Surface any signs of churn.
Brainstorm about upsell opportunities.
Build a pipeline that tracks every stage of your client relationship, from onboarding to renewals, churn, upsell, wins, and losses.
Assign someone on your sales team to focus on renewals and upselling.
If your Account Executives handle upsells, just remember they’ll likely spend less time chasing new clients.
Build a Dashboard for Your Key Metrics
Focus on these key performance indicators:
Renewal Rate >95%
Churn Rate <5%
Upsell Rate >20%
Managing Renewals
Renewals are crucial. If your renewal process is sales-led, your goal should be to initiate renewal conversations as early as possible - ideally, 90 days before the renewal date.
Contrary to popular belief, don’t ‘hide’ the renewal time like gyms often do with subscriptions.
Engage your customers early with meaningful, commercial discussions.
Fighting Churn
Churn is the enemy. You want to keep it below 5% of your annual baseline.

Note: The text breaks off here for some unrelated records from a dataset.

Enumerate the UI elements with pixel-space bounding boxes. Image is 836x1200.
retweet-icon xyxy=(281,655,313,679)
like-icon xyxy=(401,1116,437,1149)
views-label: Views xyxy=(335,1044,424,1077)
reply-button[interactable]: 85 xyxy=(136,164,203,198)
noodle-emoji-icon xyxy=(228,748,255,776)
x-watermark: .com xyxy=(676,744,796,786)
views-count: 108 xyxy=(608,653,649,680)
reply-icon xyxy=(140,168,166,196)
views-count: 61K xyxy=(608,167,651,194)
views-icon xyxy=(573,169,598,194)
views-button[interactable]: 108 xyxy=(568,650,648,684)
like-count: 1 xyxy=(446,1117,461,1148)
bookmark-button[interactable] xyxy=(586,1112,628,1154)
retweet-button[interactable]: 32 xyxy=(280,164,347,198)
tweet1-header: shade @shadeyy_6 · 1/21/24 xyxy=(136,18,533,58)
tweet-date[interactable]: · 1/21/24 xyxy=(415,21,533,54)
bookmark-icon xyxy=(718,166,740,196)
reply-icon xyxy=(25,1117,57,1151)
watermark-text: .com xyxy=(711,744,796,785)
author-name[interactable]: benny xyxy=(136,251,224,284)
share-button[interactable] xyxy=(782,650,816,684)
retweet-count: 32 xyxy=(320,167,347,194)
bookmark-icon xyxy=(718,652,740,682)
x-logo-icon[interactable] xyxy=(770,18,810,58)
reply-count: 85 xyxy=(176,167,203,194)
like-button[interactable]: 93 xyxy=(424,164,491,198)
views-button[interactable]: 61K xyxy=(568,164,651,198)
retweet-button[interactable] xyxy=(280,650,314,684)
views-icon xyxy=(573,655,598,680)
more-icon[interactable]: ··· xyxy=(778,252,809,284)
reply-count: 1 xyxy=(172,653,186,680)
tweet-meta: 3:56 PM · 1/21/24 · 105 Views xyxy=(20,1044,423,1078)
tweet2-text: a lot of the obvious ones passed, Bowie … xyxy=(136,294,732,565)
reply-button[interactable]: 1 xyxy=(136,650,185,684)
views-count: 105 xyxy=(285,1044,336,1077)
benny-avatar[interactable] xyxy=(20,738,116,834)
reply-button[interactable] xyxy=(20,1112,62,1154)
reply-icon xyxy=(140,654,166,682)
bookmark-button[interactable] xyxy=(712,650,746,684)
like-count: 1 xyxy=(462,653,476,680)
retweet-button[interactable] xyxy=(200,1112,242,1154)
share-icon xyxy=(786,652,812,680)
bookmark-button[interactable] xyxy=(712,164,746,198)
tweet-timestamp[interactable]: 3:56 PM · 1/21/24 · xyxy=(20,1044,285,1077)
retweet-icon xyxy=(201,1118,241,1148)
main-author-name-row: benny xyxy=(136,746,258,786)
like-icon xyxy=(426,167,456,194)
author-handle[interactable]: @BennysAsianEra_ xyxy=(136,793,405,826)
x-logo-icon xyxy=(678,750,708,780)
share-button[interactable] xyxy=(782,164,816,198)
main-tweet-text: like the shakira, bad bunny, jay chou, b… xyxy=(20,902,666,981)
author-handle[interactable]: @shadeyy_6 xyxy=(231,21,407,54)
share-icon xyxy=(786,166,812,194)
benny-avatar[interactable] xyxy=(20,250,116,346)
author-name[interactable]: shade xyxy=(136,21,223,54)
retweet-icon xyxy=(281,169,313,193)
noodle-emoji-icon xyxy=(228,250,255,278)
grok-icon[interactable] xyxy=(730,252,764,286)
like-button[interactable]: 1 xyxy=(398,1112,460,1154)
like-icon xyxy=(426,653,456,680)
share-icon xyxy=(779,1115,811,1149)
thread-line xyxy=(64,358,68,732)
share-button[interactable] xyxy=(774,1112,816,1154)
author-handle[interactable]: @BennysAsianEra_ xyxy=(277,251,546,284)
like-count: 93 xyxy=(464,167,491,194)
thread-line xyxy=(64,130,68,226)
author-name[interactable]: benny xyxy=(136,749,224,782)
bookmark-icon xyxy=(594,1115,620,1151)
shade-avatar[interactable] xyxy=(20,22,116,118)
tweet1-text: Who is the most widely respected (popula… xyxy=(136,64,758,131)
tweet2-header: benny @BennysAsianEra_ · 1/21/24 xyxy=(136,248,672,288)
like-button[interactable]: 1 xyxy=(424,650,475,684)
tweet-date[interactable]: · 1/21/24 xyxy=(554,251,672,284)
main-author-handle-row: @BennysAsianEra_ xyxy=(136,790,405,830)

The key here is to engage - talk to unhappy customers, those who haven’t been onboarded correctly, or those with support issues.
Take care of them before they consider leaving.
Build an Upsell Pipeline
Now for the exciting part - growing your existing client base.
If you’re sitting on $1M in ARR, you can likely add another $200K next year by selling more to your current clients.
Think about:
New Users
New Geographies
New Teams
Price Increases
New Business Units
Treat upsells like new business deals: outreach, discovery, proposal, and close.
Even though you know the decision-makers and they’re already using your product, there are no shortcuts.
Summary
From the paradise of Roccella Jonica, I’ve read countless reports pointing to the same conclusion: growing your existing business is crucial in the years ahead.
Start planning to renew 95% of your clients and upsell by 20%.
Trust me, you won’t regret it.
Start today. Your future self will thank you.